Inventory cleared faster last month, starting in the south. There was an expectation that outdoor retailers such as Kathmandu would fell the warm autumn weather, but Kathmandu only recently brought its winter range in-store.

Rest assured in June and July it will again be winter. This is when Kathmandu will hold its winter sale. The first snow was falling lower in the high country as I wrote this column.

Yet it is evident that core sales volumes (excluding fuel and auto sales) underscored a slowing trend of one percent for the March quarter, with seven of 15 sectors contracting.

Apart from the weather, the summer saw building consents falling off. The effect on mortgage payments of the mind-blowing ratio of property values in Auckland and Central Otago versus annual household income (9.5x and 10x respectively) might account for the falling sales of furniture.
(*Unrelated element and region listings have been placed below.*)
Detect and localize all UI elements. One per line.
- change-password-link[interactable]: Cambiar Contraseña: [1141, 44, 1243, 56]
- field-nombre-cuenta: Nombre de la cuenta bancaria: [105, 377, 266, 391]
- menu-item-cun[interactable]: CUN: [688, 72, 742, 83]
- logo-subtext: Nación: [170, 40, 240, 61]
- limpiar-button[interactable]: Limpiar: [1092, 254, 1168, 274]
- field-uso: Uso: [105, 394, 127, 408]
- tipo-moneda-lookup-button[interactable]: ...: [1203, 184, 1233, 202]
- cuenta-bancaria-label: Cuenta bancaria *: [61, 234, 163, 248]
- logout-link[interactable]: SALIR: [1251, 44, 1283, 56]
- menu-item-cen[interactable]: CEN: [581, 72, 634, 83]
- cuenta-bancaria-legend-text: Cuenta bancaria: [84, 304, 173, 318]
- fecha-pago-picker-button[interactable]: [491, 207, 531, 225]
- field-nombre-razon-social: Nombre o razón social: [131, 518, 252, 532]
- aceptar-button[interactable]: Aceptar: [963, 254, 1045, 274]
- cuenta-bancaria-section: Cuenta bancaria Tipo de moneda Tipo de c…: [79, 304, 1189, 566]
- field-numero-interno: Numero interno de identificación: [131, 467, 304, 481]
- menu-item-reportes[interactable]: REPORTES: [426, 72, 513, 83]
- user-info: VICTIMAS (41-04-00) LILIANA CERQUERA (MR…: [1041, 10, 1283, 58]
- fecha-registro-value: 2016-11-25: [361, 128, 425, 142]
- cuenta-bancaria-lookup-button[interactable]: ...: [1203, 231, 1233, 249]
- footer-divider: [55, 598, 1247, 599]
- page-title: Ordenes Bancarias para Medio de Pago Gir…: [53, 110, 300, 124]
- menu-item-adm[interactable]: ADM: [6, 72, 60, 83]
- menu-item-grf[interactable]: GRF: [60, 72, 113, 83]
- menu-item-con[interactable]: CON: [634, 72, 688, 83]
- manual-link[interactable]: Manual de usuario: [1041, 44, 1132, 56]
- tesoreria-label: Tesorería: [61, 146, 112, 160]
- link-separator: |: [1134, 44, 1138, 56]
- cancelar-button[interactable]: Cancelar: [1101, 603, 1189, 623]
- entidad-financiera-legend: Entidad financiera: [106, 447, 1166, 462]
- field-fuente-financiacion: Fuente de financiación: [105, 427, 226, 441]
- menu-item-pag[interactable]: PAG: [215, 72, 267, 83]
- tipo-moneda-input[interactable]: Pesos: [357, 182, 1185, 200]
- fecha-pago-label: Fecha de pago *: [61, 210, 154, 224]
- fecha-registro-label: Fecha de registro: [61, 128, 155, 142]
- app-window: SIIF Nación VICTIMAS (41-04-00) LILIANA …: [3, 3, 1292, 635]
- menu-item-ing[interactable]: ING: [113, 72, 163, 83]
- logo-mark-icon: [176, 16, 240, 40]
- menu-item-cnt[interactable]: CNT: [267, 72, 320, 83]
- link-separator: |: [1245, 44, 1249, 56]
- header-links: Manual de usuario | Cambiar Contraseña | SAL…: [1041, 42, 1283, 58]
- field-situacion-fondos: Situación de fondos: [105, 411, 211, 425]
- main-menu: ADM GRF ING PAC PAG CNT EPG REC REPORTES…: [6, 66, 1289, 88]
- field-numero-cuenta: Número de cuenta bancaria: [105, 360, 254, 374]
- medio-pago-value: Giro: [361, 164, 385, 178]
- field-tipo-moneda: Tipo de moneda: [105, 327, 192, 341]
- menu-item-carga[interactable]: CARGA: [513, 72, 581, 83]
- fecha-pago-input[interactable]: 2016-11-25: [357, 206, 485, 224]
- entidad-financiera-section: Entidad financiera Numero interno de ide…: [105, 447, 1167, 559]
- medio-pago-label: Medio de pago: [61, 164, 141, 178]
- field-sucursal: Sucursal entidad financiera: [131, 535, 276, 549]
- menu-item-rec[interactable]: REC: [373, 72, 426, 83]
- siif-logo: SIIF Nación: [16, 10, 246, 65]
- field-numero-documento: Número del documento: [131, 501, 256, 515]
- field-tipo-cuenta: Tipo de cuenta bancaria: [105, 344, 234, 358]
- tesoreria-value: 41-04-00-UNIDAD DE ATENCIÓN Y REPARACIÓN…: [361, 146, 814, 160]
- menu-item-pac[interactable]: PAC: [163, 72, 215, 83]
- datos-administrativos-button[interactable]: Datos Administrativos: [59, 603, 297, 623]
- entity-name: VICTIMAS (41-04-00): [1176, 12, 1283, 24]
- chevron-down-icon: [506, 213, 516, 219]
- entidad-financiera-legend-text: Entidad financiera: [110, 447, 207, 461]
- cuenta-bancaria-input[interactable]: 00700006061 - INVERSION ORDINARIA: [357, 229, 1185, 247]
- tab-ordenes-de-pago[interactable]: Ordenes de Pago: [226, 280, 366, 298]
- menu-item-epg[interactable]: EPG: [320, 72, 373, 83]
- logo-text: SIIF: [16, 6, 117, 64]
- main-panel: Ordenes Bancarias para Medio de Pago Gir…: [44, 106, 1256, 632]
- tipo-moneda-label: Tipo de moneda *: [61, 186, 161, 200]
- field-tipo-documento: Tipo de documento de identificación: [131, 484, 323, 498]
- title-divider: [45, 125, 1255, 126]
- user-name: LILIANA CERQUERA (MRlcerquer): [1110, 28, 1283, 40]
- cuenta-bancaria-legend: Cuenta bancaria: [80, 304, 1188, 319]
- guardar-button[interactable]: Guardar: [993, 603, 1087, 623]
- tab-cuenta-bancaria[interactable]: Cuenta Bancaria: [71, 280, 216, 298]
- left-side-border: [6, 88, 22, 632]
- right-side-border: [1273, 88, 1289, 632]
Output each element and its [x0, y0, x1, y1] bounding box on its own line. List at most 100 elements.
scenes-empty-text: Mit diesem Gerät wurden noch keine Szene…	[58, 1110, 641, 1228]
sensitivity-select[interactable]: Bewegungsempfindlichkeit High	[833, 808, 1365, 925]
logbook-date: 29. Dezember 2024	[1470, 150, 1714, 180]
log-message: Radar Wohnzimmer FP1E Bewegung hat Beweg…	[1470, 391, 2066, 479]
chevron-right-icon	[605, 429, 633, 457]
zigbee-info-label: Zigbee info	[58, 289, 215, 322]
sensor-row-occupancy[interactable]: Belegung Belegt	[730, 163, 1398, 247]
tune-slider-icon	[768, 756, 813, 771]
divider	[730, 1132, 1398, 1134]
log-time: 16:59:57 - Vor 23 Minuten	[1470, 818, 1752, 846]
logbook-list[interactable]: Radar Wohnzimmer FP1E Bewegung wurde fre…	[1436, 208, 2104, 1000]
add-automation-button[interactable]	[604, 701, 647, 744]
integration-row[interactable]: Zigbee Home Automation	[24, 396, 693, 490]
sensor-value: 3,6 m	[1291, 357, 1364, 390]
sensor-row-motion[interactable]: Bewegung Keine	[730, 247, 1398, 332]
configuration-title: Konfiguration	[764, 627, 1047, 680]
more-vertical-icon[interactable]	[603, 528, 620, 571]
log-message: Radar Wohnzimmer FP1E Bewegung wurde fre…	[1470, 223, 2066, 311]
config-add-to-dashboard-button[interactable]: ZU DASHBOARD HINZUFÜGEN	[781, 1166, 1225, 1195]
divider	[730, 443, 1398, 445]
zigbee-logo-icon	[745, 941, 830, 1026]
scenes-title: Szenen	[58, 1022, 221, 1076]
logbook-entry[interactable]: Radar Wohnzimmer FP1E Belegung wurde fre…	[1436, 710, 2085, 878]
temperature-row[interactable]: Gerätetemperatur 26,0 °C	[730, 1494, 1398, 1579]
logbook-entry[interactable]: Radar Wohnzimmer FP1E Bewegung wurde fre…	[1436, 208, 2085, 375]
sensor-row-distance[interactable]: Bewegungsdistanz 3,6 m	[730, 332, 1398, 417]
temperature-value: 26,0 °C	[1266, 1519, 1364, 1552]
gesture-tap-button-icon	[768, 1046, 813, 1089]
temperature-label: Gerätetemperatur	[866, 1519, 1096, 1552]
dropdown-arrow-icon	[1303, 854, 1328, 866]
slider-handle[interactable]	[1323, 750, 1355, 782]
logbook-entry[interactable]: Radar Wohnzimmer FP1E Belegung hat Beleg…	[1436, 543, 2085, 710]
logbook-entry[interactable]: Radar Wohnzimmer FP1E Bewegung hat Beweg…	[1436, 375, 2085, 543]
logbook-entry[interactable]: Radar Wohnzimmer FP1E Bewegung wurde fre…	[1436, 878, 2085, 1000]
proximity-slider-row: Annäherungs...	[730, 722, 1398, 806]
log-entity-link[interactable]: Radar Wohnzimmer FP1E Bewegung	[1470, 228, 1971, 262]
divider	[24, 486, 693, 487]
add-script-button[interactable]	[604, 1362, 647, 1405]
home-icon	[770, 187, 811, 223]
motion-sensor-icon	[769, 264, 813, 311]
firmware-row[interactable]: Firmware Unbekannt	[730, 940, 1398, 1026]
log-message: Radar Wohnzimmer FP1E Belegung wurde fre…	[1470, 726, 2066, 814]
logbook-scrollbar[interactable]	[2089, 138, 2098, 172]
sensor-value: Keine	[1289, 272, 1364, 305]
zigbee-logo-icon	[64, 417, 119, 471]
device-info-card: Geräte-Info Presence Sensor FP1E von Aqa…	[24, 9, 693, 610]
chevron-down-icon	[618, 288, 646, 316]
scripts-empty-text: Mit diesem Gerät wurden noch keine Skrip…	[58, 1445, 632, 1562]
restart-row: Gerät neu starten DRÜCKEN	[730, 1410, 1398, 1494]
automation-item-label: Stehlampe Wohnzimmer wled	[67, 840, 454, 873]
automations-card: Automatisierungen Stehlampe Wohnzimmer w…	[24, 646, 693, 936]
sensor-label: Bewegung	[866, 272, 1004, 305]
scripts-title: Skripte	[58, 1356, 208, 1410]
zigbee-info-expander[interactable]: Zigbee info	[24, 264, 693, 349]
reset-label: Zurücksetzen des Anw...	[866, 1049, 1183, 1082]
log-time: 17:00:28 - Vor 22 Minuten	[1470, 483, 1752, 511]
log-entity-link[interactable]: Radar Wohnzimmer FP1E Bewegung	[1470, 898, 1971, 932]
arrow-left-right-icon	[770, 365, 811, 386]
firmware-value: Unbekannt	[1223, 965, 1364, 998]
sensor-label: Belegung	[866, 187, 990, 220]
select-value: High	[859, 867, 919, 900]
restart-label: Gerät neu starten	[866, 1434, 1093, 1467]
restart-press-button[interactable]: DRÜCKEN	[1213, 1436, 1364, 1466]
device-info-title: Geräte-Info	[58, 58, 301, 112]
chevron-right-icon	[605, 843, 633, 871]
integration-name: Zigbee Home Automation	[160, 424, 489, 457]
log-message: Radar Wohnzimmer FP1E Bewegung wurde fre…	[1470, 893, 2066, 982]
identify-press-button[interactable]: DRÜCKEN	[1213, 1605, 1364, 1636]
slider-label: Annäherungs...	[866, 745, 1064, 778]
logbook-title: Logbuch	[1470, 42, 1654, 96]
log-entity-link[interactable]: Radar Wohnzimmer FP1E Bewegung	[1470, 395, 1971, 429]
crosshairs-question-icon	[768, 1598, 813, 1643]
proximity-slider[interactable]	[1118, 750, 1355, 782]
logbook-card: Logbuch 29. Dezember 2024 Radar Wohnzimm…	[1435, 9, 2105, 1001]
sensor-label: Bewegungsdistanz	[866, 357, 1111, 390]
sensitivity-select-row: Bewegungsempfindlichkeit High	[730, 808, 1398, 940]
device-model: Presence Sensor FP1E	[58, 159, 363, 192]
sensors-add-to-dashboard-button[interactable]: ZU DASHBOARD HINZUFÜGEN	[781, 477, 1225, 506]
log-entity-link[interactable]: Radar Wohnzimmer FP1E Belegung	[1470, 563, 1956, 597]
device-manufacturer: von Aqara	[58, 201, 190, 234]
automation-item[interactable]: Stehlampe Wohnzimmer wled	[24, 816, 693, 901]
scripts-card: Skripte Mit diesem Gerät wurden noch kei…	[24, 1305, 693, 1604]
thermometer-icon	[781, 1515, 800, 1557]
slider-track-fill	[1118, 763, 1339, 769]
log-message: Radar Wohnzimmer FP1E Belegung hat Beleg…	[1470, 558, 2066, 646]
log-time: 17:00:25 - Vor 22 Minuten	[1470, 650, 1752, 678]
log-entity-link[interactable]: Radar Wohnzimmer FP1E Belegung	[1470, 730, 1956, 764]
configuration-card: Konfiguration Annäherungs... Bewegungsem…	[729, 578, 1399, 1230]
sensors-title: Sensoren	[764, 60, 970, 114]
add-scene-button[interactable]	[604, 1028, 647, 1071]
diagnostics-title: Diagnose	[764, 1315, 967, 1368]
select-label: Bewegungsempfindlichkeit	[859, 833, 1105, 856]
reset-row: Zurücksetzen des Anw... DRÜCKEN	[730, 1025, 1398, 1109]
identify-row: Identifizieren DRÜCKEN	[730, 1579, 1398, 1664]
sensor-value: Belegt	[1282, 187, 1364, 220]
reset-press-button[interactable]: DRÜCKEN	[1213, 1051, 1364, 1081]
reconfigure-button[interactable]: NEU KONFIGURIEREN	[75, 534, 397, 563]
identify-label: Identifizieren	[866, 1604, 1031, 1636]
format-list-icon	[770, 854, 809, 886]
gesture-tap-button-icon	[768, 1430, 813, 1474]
House prices would drive you to drink on both sides of the buyer and seller equation. Food and beverage services jumped to 1.3 percent quarterly growth from 0.7 percent.

Yet Auckland’s economic momentum is accelerating and it was the top retail region in the first quarter. The South isn’t far behind and Canterbury is keeping up. However, of six regions, only three are in positive territory.

ASB economist Daniel Snowden said the retail sales report highlighted why further rate cuts are needed. “At face value, 0.8 percent quarterly growth in volumes may seem pretty robust,” said Snowden. However, accounting for the strong growth in population, strengthening tourism and the building boom, the retail lift is moderate, he said, suggesting that retail spending momentum has slowed from the growth achieved over mid-2014 to mid-2015.

The best performance by a major retailer this autumn has been by Briscoe Group, with strong same-store sales growth and margin expansion. “Rebel Sport continues to impress, while homeware also reported an acceleration in same-store sales growth,” says Chelsea Leadbetter, retail analyst at Forsyth Barr. Margins and profit are tracking ahead of last year.

Meanwhile, tourism’s rapid growth (+20 percent lift in arrivals in the last two years) will be helping resort areas and retail in airport precincts.

The 2015 to 2016 period has been a honey of a year for Comvita, the processor, exporter and retailer of Manuka honey products. Exports helped Comvita to a 68 percent higher annual profit of $17.2 million.

New Zealand sales were flat but only because Comvita pulled some of its products from the big supermarket chains, impacting on sales growth and margin.

Leadbetter commented that sales were made through other higher-margin channels, including the company’s own retail stores. Comvita’s store at Auckland Airport was a great performer thanks to the growing numbers of visitors from China (+34.4 percent in the full year of 2015, with 355,904 arrivals).

Customers also now have the opportunity to experience the pristine source of this Kiwi retail success via a virtual reality (VR) experience in Comvita’s retail stores at Auckland Airport, the Viaduct and at Experience Comvita in Paengaroa.

Virtual and augmented reality was a strong theme at the recent Tripartite Economic Summit in Auckland. The talk was that 360 degree visuals will soon be on smartwatches, which you will use like a cursor.